This is heartbreaking to me on a number of levels. She was relatively young—only 71— and apparently ill, which I hadn’t realized. She had projects in the works; she was doing things. As a woman who writes, and as a human being who likes things that are funny and true, Nora Ephron was my heroine—not my only heroine, but my heroine nonetheless—and it pains me to think that the last thing we’ll know about her is that she feels bad about her neck. I always thought her neck was rather nice. (Maybe I’m just saying that.)
My parents owned a VHS copy of When Harry Met Sally, which they watched on a VCR whose remote control had a cord (but no Stop button), long before I was old enough to see it. Sleepless in Seattle and You’ve Got Mail came along, in less scandalous style, but it was When Harry Met Sally that stuck with us: now that we’re all adults, the world and words of Sally Albright and Harry Burns hang over us with what might be considered an unusual closeness. There is too much pepper in our paprikash (but we would be proud to partake of your pe-can pie); we’re gonna be forty…SOMEDAY!; pesto is the quiche of the 80s; “on the side” is a very big thing for us. I personally own a set of days-of-the-week underwear, gleefully bought for me by my mother after years of dedicated hunting. In case you were wondering, they do make Sunday.

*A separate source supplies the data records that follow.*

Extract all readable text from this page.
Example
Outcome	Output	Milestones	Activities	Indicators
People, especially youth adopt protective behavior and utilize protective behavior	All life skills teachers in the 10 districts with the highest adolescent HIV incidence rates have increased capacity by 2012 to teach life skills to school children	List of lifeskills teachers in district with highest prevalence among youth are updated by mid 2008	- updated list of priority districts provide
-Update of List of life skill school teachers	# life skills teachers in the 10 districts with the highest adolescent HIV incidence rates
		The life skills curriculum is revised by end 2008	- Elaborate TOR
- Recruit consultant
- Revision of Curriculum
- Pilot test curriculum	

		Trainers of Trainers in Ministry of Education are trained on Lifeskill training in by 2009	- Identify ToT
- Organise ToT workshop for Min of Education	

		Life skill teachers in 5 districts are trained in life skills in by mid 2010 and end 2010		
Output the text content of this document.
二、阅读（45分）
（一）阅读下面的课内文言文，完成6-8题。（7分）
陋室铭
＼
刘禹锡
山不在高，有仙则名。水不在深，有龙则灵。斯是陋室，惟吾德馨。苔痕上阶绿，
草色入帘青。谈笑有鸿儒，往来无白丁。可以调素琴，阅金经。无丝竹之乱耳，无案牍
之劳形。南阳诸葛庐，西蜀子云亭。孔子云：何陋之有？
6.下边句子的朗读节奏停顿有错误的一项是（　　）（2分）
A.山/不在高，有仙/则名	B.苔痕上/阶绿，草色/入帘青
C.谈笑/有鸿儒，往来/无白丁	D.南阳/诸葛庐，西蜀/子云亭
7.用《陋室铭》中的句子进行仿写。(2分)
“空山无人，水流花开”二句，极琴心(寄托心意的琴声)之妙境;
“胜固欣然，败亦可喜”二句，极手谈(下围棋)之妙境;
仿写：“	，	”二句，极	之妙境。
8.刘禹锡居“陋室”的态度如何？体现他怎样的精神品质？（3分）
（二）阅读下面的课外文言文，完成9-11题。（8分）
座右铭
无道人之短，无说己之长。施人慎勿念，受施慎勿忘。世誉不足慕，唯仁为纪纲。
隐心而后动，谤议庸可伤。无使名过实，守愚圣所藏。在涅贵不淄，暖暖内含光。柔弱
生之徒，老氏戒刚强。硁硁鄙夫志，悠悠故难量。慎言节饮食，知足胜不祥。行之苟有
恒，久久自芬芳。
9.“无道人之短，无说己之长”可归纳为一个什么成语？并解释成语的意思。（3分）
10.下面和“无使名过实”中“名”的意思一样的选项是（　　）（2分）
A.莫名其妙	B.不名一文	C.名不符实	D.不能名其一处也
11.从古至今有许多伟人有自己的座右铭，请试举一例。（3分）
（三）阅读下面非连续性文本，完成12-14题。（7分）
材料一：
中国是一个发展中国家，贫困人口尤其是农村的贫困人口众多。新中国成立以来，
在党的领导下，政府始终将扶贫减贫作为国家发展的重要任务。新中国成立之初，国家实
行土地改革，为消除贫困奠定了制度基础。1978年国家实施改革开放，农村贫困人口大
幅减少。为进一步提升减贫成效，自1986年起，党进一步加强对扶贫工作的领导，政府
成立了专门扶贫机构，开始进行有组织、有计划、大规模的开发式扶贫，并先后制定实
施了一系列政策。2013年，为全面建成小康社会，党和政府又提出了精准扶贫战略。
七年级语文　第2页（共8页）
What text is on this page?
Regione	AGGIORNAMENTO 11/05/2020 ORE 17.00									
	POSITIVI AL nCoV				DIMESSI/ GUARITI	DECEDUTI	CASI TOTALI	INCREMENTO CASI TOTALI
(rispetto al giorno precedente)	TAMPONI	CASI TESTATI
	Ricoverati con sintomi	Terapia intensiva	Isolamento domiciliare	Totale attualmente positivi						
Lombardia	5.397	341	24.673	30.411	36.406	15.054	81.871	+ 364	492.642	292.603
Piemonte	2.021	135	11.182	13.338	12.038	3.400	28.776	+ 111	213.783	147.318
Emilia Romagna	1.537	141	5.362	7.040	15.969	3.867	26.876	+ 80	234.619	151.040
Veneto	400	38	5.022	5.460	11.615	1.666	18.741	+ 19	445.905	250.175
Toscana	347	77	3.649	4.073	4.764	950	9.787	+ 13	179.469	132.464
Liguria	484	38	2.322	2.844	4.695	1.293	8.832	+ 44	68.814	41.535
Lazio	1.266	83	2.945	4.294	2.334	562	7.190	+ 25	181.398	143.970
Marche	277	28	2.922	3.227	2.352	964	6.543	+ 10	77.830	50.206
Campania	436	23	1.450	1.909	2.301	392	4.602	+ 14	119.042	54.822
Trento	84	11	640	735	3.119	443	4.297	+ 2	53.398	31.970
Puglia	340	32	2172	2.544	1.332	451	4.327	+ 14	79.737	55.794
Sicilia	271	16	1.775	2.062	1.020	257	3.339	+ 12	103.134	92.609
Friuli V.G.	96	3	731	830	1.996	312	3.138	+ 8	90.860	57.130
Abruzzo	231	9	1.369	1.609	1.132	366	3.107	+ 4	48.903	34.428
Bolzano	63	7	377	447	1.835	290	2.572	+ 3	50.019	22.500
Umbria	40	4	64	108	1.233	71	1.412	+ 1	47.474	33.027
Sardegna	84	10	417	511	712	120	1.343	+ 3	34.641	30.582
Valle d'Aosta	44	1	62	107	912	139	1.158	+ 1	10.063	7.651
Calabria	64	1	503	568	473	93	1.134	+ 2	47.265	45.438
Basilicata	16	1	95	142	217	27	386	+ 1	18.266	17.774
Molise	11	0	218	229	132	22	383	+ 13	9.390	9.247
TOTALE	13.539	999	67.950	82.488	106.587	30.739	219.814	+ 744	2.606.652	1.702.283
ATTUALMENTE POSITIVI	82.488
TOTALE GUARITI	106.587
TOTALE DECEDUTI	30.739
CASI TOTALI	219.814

A lot of people loved Ephron and her work, and a lot of people are writing about her today—as well they should. But I think her canon speaks especially clearly to Austen fans. She was one of us, clearly; witness the heavy referencing of Pride and Prejudice in You’ve Got Mail (“and I bet you just LOVE that Mr. Darcy!”), and one of her current development projects, a new adaptation of Lost in Austen. But it’s more than that: far be it from me to compare anybody to Jane, or to Nora Ephron, for that matter, but I don’t think “a certain parallelism” is too strong a phrase here. Jane wrote funny, wise stories about the interactions of men, women, friends, and families in her time, and published them as a woman in a sea of professional men; Ephron did the same, only in Manhattan and with a Twitter account. Jane’s magnum opus concerned a couple who meet, hate each other, become friends, and fall in love; my family can’t stop quoting Ephron’s version, twenty years later. Without Jane, perhaps there would be no Nora Ephron; without Nora Ephron, would the world love Jane a little bit less? (The specific calling-out of Jane’s work just in the middle of the Great Austen Boom makes me wonder.) They wrote about women—smart women and less-smart women and rebellious women and obedient women and women you’d want to be friends with and women you’d want to marry off to Mr. Collins—and they saw women, and we’re indebted to them for it. Come to think of it, if I were to compare anybody to Jane, maybe it would be Nora Ephron. Suddenly, it doesn’t seem so bad.
Go read something smart and funny today, people. Jane and Nora would want it that way.